Para penerima beasiswa tersebut dilepas oleh Kepala Badan Pengembangan Sumber Daya Manusia (BPSDM) Aceh, Marthunis, di Bandara Internasional Sultan Iskandar Muda, Aceh Besar, Minggu (19/7/2026).
Marthunis berpesan agar para pelajar memanfaatkan kesempatan tersebut dengan maksimal, menjaga nama baik Aceh dan Indonesia, serta kembali membawa pengetahuan dan pengalaman yang diperoleh untuk mendukung pembangunan daerah.

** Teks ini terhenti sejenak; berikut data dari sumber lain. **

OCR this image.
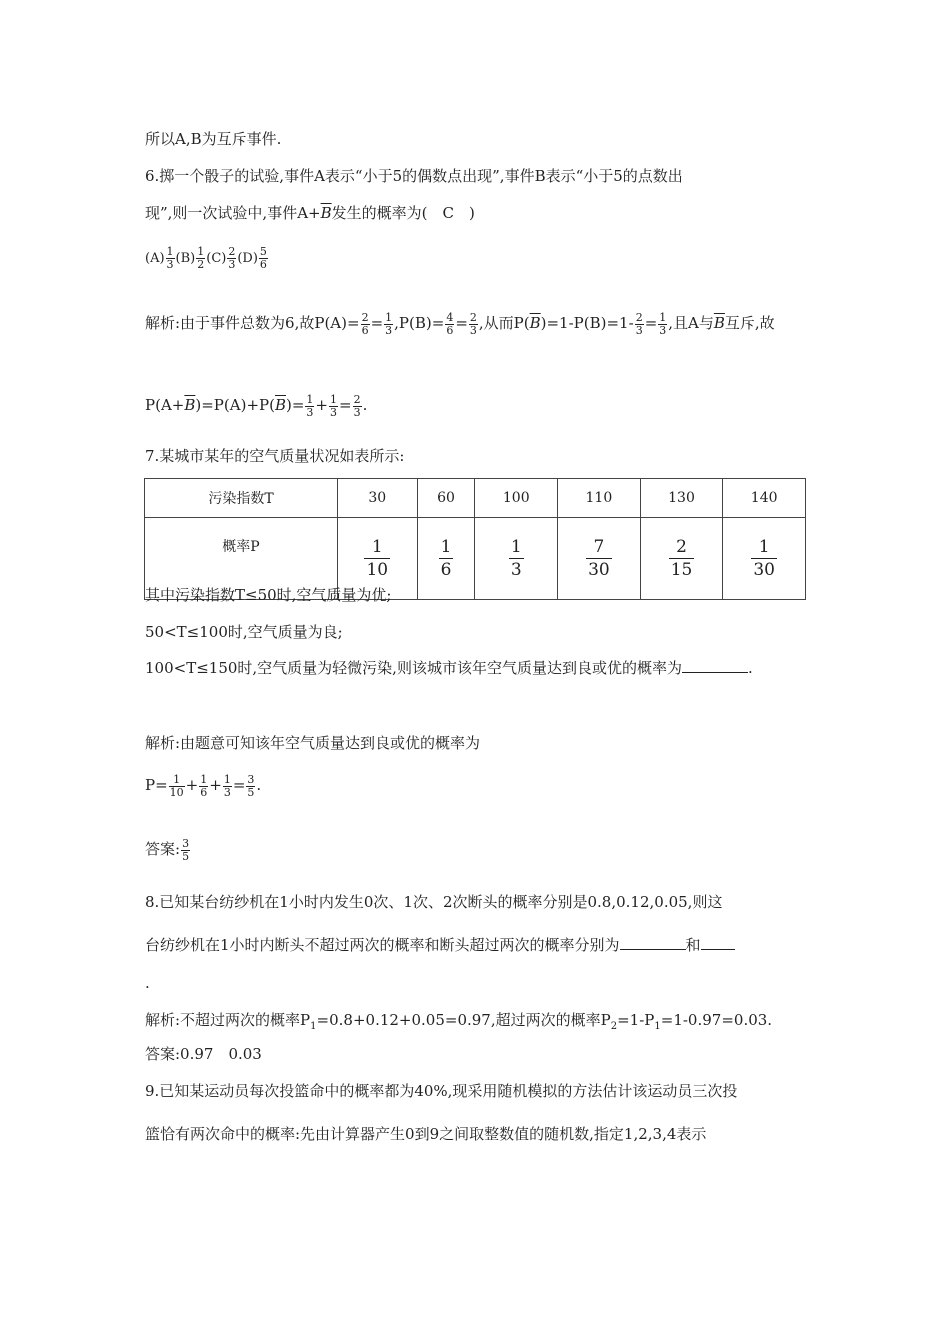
所以A,B为互斥事件.
6.掷一个骰子的试验,事件A表示“小于5的偶数点出现”,事件B表示“小于5的点数出
现”,则一次试验中,事件$A+\overline{B}$发生的概率为(　C　)
$(A) \frac{1}{3} (B) \frac{1}{2} (C) \frac{2}{3} (D) \frac{5}{6}$
解析:由于事件总数为6,故$P(A)= \frac{2}{6} = \frac{1}{3} ,P(B)= \frac{4}{6} = \frac{2}{3}$ ,从而$P(\overline{B})=1-P(B)=1- \frac{2}{3} = \frac{1}{3}$ ,且A与$\overline{B}$互斥,故
$P(A+\overline{B})=P(A)+P(\overline{B})= \frac{1}{3} + \frac{1}{3} = \frac{2}{3}$ .
7.某城市某年的空气质量状况如表所示:
污染指数T	30	60	100	110	130	140
概率P	$\frac{1}{10}$	$\frac{1}{6}$	$\frac{1}{3}$	$\frac{7}{30}$	$\frac{2}{15}$	$\frac{1}{30}$
其中污染指数T≤50时,空气质量为优;
50<T≤100时,空气质量为良;
100<T≤150时,空气质量为轻微污染,则该城市该年空气质量达到良或优的概率为	.
解析:由题意可知该年空气质量达到良或优的概率为
$P= \frac{1}{10} + \frac{1}{6} + \frac{1}{3} = \frac{3}{5}$ .
答案: $\frac{3}{5}$
8.已知某台纺纱机在1小时内发生0次、1次、2次断头的概率分别是0.8,0.12,0.05,则这
台纺纱机在1小时内断头不超过两次的概率和断头超过两次的概率分别为	和
.
解析:不超过两次的概率$P_1=0.8+0.12+0.05=0.97$,超过两次的概率$P_2=1-P_1=1-0.97=0.03$.
答案:0.97　0.03
9.已知某运动员每次投篮命中的概率都为40%,现采用随机模拟的方法估计该运动员三次投
篮恰有两次命中的概率:先由计算器产生0到9之间取整数值的随机数,指定1,2,3,4表示
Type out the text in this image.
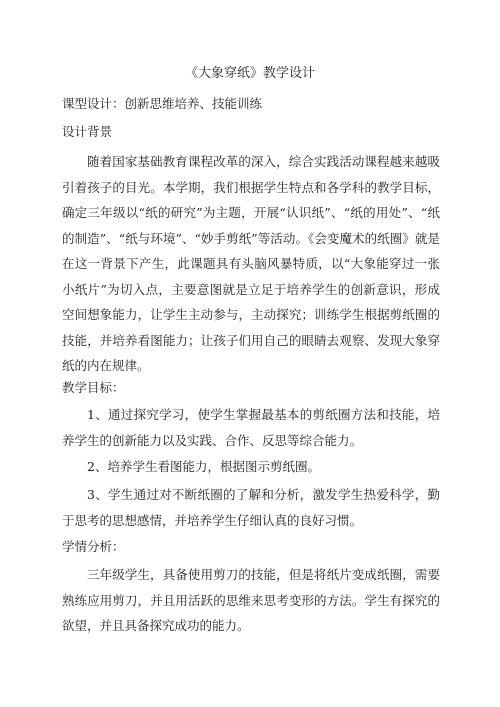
《大象穿纸》教学设计
课型设计：创新思维培养、技能训练
设计背景

随着国家基础教育课程改革的深入，综合实践活动课程越来越吸引着孩子的目光。本学期，我们根据学生特点和各学科的教学目标，确定三年级以“纸的研究”为主题，开展“认识纸”、“纸的用处”、“纸的制造”、“纸与环境”、“妙手剪纸”等活动。《会变魔术的纸圈》就是在这一背景下产生，此课题具有头脑风暴特质，以“大象能穿过一张小纸片”为切入点，主要意图就是立足于培养学生的创新意识，形成空间想象能力，让学生主动参与，主动探究；训练学生根据剪纸圈的技能，并培养看图能力；让孩子们用自己的眼睛去观察、发现大象穿纸的内在规律。

教学目标：

1、通过探究学习，使学生掌握最基本的剪纸圈方法和技能，培养学生的创新能力以及实践、合作、反思等综合能力。

2、培养学生看图能力，根据图示剪纸圈。

3、学生通过对不断纸圈的了解和分析，激发学生热爱科学，勤于思考的思想感情，并培养学生仔细认真的良好习惯。

学情分析：

三年级学生，具备使用剪刀的技能，但是将纸片变成纸圈，需要熟练应用剪刀，并且用活跃的思维来思考变形的方法。学生有探究的欲望，并且具备探究成功的能力。
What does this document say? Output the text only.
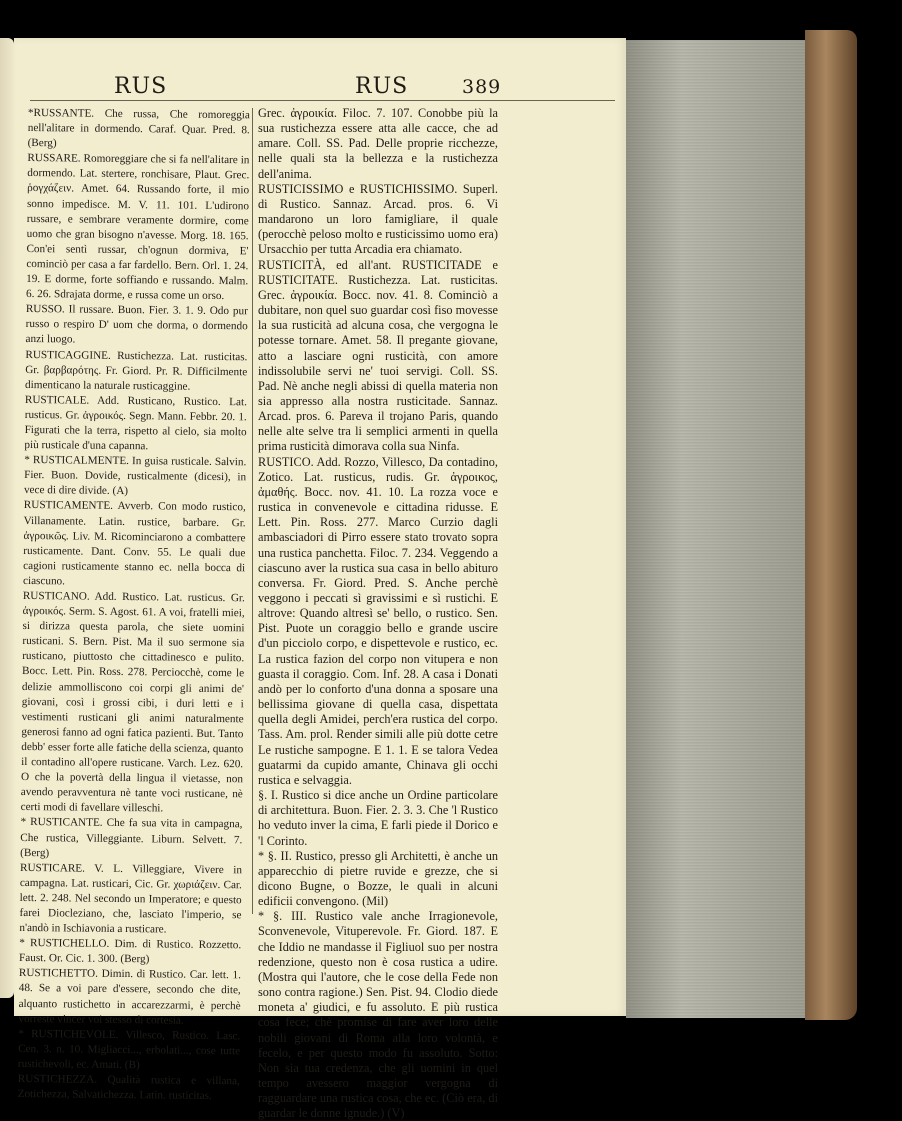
RUS	RUS	389

*RUSSANTE. Che russa, Che romoreggia nell'alitare in dormendo. Caraf. Quar. Pred. 8. (Berg)

RUSSARE. Romoreggiare che si fa nell'alitare in dormendo. Lat. stertere, ronchisare, Plaut. Grec. ῥογχάζειν. Amet. 64. Russando forte, il mio sonno impedisce. M. V. 11. 101. L'udirono russare, e sembrare veramente dormire, come uomo che gran bisogno n'avesse. Morg. 18. 165. Con'ei sentì russar, ch'ognun dormiva, E' cominciò per casa a far fardello. Bern. Orl. 1. 24. 19. E dorme, forte soffiando e russando. Malm. 6. 26. Sdrajata dorme, e russa come un orso.

RUSSO. Il russare. Buon. Fier. 3. 1. 9. Odo pur russo o respiro D' uom che dorma, o dormendo anzi luogo.

RUSTICAGGINE. Rustichezza. Lat. rusticitas. Gr. βαρβαρότης. Fr. Giord. Pr. R. Difficilmente dimenticano la naturale rusticaggine.

RUSTICALE. Add. Rusticano, Rustico. Lat. rusticus. Gr. ἀγροικός. Segn. Mann. Febbr. 20. 1. Figurati che la terra, rispetto al cielo, sia molto più rusticale d'una capanna.

* RUSTICALMENTE. In guisa rusticale. Salvin. Fier. Buon. Dovide, rusticalmente (dicesi), in vece di dire divide. (A)

RUSTICAMENTE. Avverb. Con modo rustico, Villanamente. Latin. rustice, barbare. Gr. ἀγροικῶς. Liv. M. Ricominciarono a combattere rusticamente. Dant. Conv. 55. Le quali due cagioni rusticamente stanno ec. nella bocca di ciascuno.

RUSTICANO. Add. Rustico. Lat. rusticus. Gr. ἀγροικός. Serm. S. Agost. 61. A voi, fratelli miei, si dirizza questa parola, che siete uomini rusticani. S. Bern. Pist. Ma il suo sermone sia rusticano, piuttosto che cittadinesco e pulito. Bocc. Lett. Pin. Ross. 278. Perciocchè, come le delizie ammolliscono coi corpi gli animi de' giovani, così i grossi cibi, i duri letti e i vestimenti rusticani gli animi naturalmente generosi fanno ad ogni fatica pazienti. But. Tanto debb' esser forte alle fatiche della scienza, quanto il contadino all'opere rusticane. Varch. Lez. 620. O che la povertà della lingua il vietasse, non avendo peravventura nè tante voci rusticane, nè certi modi di favellare villeschi.

* RUSTICANTE. Che fa sua vita in campagna, Che rustica, Villeggiante. Liburn. Selvett. 7. (Berg)

RUSTICARE. V. L. Villeggiare, Vivere in campagna. Lat. rusticari, Cic. Gr. χωριάζειν. Car. lett. 2. 248. Nel secondo un Imperatore; e questo farei Diocleziano, che, lasciato l'imperio, se n'andò in Ischiavonia a rusticare.

* RUSTICHELLO. Dim. di Rustico. Rozzetto. Faust. Or. Cic. 1. 300. (Berg)

RUSTICHETTO. Dimin. di Rustico. Car. lett. 1. 48. Se a voi pare d'essere, secondo che dite, alquanto rustichetto in accarezzarmi, è perchè vorreste vincer voi stesso di cortesia.

* RUSTICHEVOLE. Villesco, Rustico. Lasc. Cen. 3. n. 10. Migliacci..., erbolati..., cose tutte rustichevoli, ec. Amati. (B)

RUSTICHEZZA. Qualità rustica e villana, Zotichezza, Salvatichezza. Latin. rusticitas.

Grec. ἀγροικία. Filoc. 7. 107. Conobbe più la sua rustichezza essere atta alle cacce, che ad amare. Coll. SS. Pad. Delle proprie ricchezze, nelle quali sta la bellezza e la rustichezza dell'anima.

RUSTICISSIMO e RUSTICHISSIMO. Superl. di Rustico. Sannaz. Arcad. pros. 6. Vi mandarono un loro famigliare, il quale (perocchè peloso molto e rusticissimo uomo era) Ursacchio per tutta Arcadia era chiamato.

RUSTICITÀ, ed all'ant. RUSTICITADE e RUSTICITATE. Rustichezza. Lat. rusticitas. Grec. ἀγροικία. Bocc. nov. 41. 8. Cominciò a dubitare, non quel suo guardar così fiso movesse la sua rusticità ad alcuna cosa, che vergogna le potesse tornare. Amet. 58. Il pregante giovane, atto a lasciare ogni rusticità, con amore indissolubile servi ne' tuoi servigi. Coll. SS. Pad. Nè anche negli abissi di quella materia non sia appresso alla nostra rusticitade. Sannaz. Arcad. pros. 6. Pareva il trojano Paris, quando nelle alte selve tra li semplici armenti in quella prima rusticità dimorava colla sua Ninfa.

RUSTICO. Add. Rozzo, Villesco, Da contadino, Zotico. Lat. rusticus, rudis. Gr. ἀγροικος, ἀμαθής. Bocc. nov. 41. 10. La rozza voce e rustica in convenevole e cittadina ridusse. E Lett. Pin. Ross. 277. Marco Curzio dagli ambasciadori di Pirro essere stato trovato sopra una rustica panchetta. Filoc. 7. 234. Veggendo a ciascuno aver la rustica sua casa in bello abituro conversa. Fr. Giord. Pred. S. Anche perchè veggono i peccati sì gravissimi e sì rustichi. E altrove: Quando altresì se' bello, o rustico. Sen. Pist. Puote un coraggio bello e grande uscire d'un picciolo corpo, e dispettevole e rustico, ec. La rustica fazion del corpo non vitupera e non guasta il coraggio. Com. Inf. 28. A casa i Donati andò per lo conforto d'una donna a sposare una bellissima giovane di quella casa, dispettata quella degli Amidei, perch'era rustica del corpo. Tass. Am. prol. Render simili alle più dotte cetre Le rustiche sampogne. E 1. 1. E se talora Vedea guatarmi da cupido amante, Chinava gli occhi rustica e selvaggia.

§. I. Rustico si dice anche un Ordine particolare di architettura. Buon. Fier. 2. 3. 3. Che 'l Rustico ho veduto inver la cima, E farli piede il Dorico e 'l Corinto.

* §. II. Rustico, presso gli Architetti, è anche un apparecchio di pietre ruvide e grezze, che si dicono Bugne, o Bozze, le quali in alcuni edificii convengono. (Mil)

* §. III. Rustico vale anche Irragionevole, Sconvenevole, Vituperevole. Fr. Giord. 187. E che Iddio ne mandasse il Figliuol suo per nostra redenzione, questo non è cosa rustica a udire. (Mostra qui l'autore, che le cose della Fede non sono contra ragione.) Sen. Pist. 94. Clodio diede moneta a' giudici, e fu assoluto. E più rustica cosa fece; chè promise di fare aver loro delle nobili giovani di Roma alla loro volontà, e fecelo, e per questo modo fu assoluto. Sotto: Non sia tua credenza, che gli uomini in quel tempo avessero maggior vergogna di ragguardare una rustica cosa, che ec. (Ciò era, di guardar le donne ignude.) (V)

Melalui program ini, Pemerintah Aceh berharap akan lahir generasi muda yang tidak hanya memiliki kemampuan akademik, tetapi juga mampu menjadi tenaga profesional yang siap mengambil peran dalam pengembangan industri dan peningkatan daya saing Aceh di masa mendatang.